Follow-up assessment

The follow-up assessment will be undertaken at the end of the intervention. At follow-up, all measures will be repeated (apart from sociodemographic information). Each participant will be paid £10 for the paper measures and £10 for wearing the accelerometer. These assessments will be done by a research worker who is blind to allocation status. We will attempt to follow all participants, including those who discontinue the intervention early.

Process evaluation

In addition to the outcome assessment, we will also undertake a qualitative process evaluation to find out (1) how participants experienced the intervention, if there are any parts of the intervention that need to be changed, and what factors influenced people in completing/not completing the intervention; and (2) how the staff doing the coaching intervention experienced this. We will also use this process evaluation to ask service users about the issues they have regarding their physical health and what support they would like with this.

Data management

Each participant will be given an identification number. All information collected will be kept confidential; all identifiable data will be kept in a locked cabinet; and forms with identifiable data will be kept separate from the outcome data. The outcome data will be collected on paper forms, and the data will then be transferred to an IBM SPSS database (IBM, Armonk, NY, USA). Data quality will be enforced by having range checks, valid values and data double-entry. We will collect all information on instances of adverse events, including hospitalisation for either mental or physical problems, as well as any mental health relapse or home treatment team involvement or accident and emergency visit. Any changes to the protocol will be reported to the research ethics committee. The final dataset will be accessed by the principal investigator and the research team. The protocol, the anonymised participant level dataset and any statistical codes used will be made available on request.

Analysis

For the primary aim and to evaluate feasibility, we will calculate the percentage of people approached who participate in the intervention and the percentage who complete the intervention. We will use the process evaluation to understand how the intervention was experienced by participants and any changes that they think would improve the intervention.

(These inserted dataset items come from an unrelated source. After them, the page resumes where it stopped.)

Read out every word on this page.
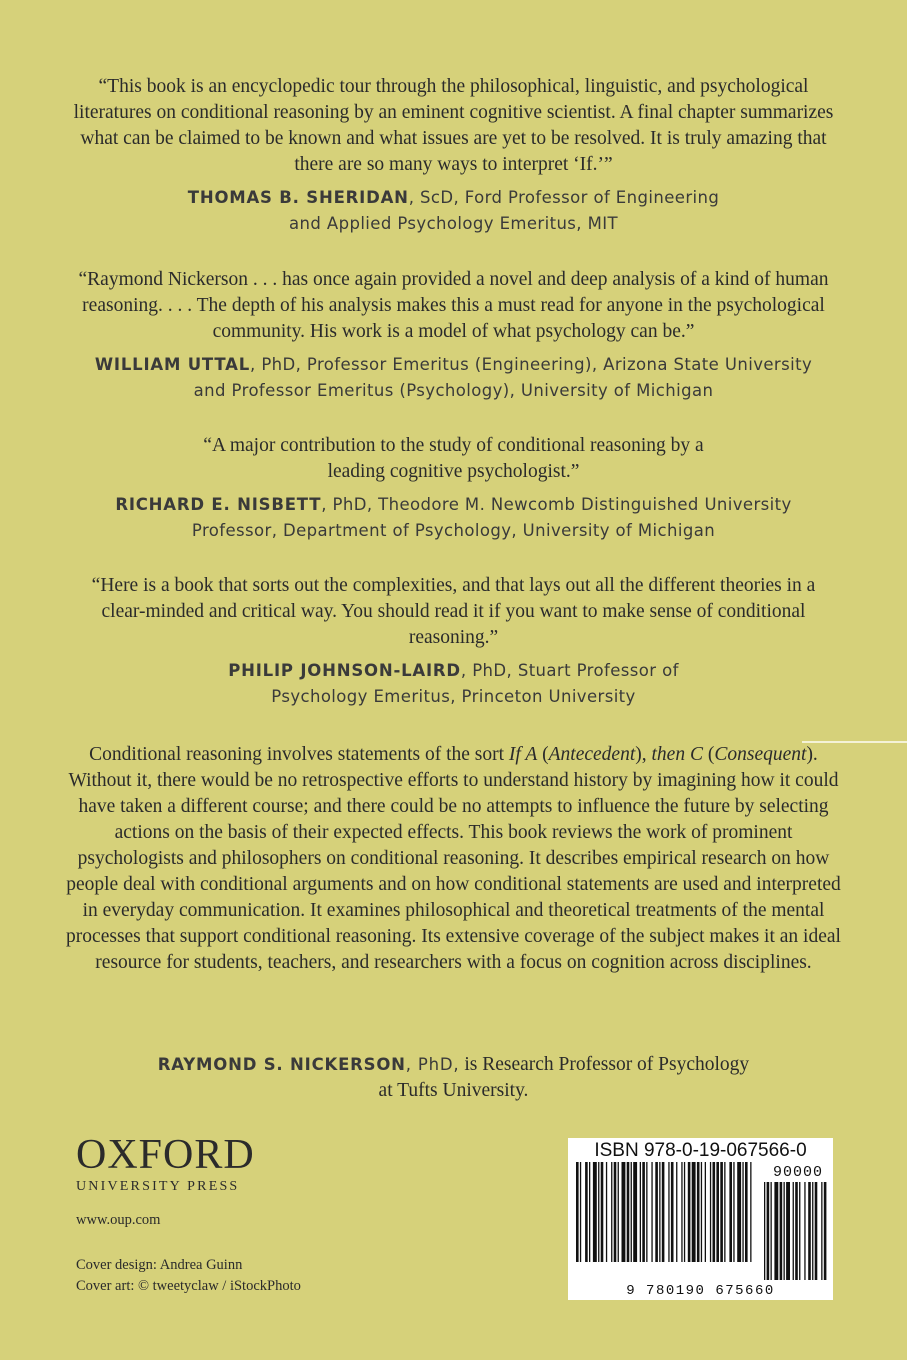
“This book is an encyclopedic tour through the philosophical, linguistic, and psychological literatures on conditional reasoning by an eminent cognitive scientist. A final chapter summarizes what can be claimed to be known and what issues are yet to be resolved. It is truly amazing that there are so many ways to interpret ‘If.’”

THOMAS B. SHERIDAN, ScD, Ford Professor of Engineering and Applied Psychology Emeritus, MIT

“Raymond Nickerson . . . has once again provided a novel and deep analysis of a kind of human reasoning. . . . The depth of his analysis makes this a must read for anyone in the psychological community. His work is a model of what psychology can be.”

WILLIAM UTTAL, PhD, Professor Emeritus (Engineering), Arizona State University and Professor Emeritus (Psychology), University of Michigan

“A major contribution to the study of conditional reasoning by a leading cognitive psychologist.”

RICHARD E. NISBETT, PhD, Theodore M. Newcomb Distinguished University Professor, Department of Psychology, University of Michigan

“Here is a book that sorts out the complexities, and that lays out all the different theories in a clear-minded and critical way. You should read it if you want to make sense of conditional reasoning.”

PHILIP JOHNSON-LAIRD, PhD, Stuart Professor of Psychology Emeritus, Princeton University

Conditional reasoning involves statements of the sort If A (Antecedent), then C (Consequent). Without it, there would be no retrospective efforts to understand history by imagining how it could have taken a different course; and there could be no attempts to influence the future by selecting actions on the basis of their expected effects. This book reviews the work of prominent psychologists and philosophers on conditional reasoning. It describes empirical research on how people deal with conditional arguments and on how conditional statements are used and interpreted in everyday communication. It examines philosophical and theoretical treatments of the mental processes that support conditional reasoning. Its extensive coverage of the subject makes it an ideal resource for students, teachers, and researchers with a focus on cognition across disciplines.

RAYMOND S. NICKERSON, PhD, is Research Professor of Psychology
at Tufts University.

OXFORD
UNIVERSITY PRESS
www.oup.com
Cover design: Andrea Guinn
Cover art: © tweetyclaw / iStockPhoto
ISBN 978-0-19-067566-0
90000
9 780190 675660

To evaluate the effectiveness of the intervention, we will investigate changes in pre- and post-test scores for the secondary outcome measure (total minutes of sedentary behaviour per day and total minutes of physical activity) of the WTW participants. We will also investigate changes in the pre- and post-test scores for the other outcome measures. We will compare the mean changes in sedentary behaviour and physical activity (light, moderate and vigorous) in the WTW group versus the control group.

Discussion

This pilot aims to evaluate the feasibility and acceptability of an intervention to support people with SMI using secondary mental health services to increase their level of activity. If WTW proves to be acceptable, we plan to undertake a larger RCT to assess the effectiveness of such an intervention.

The physical health of people with SMI has become a priority for both primary and secondary services in recent years to address the identified mortality gap. Improving the physical health of people with SMI will require a multifaceted approach that includes the identification of physical health risks to ensure effective treatment is given and interventions are initiated to reduce physical health risks. This is happening at a time when there is a growing awareness of the risks of sedentary behaviour in the general population which is leading to approaches to reduce sedentary behaviour in all.

National Institute for Health and Care Excellence guidelines for people with schizophrenia recommend that interventions be offered to support people with SMI to be more active [34], but there are few evidence-based interventions which clinicians can offer. An intervention that is found to be acceptable to people with SMI would be a welcome addition to the field.

Trial status

The trial is ongoing and no longer recruiting.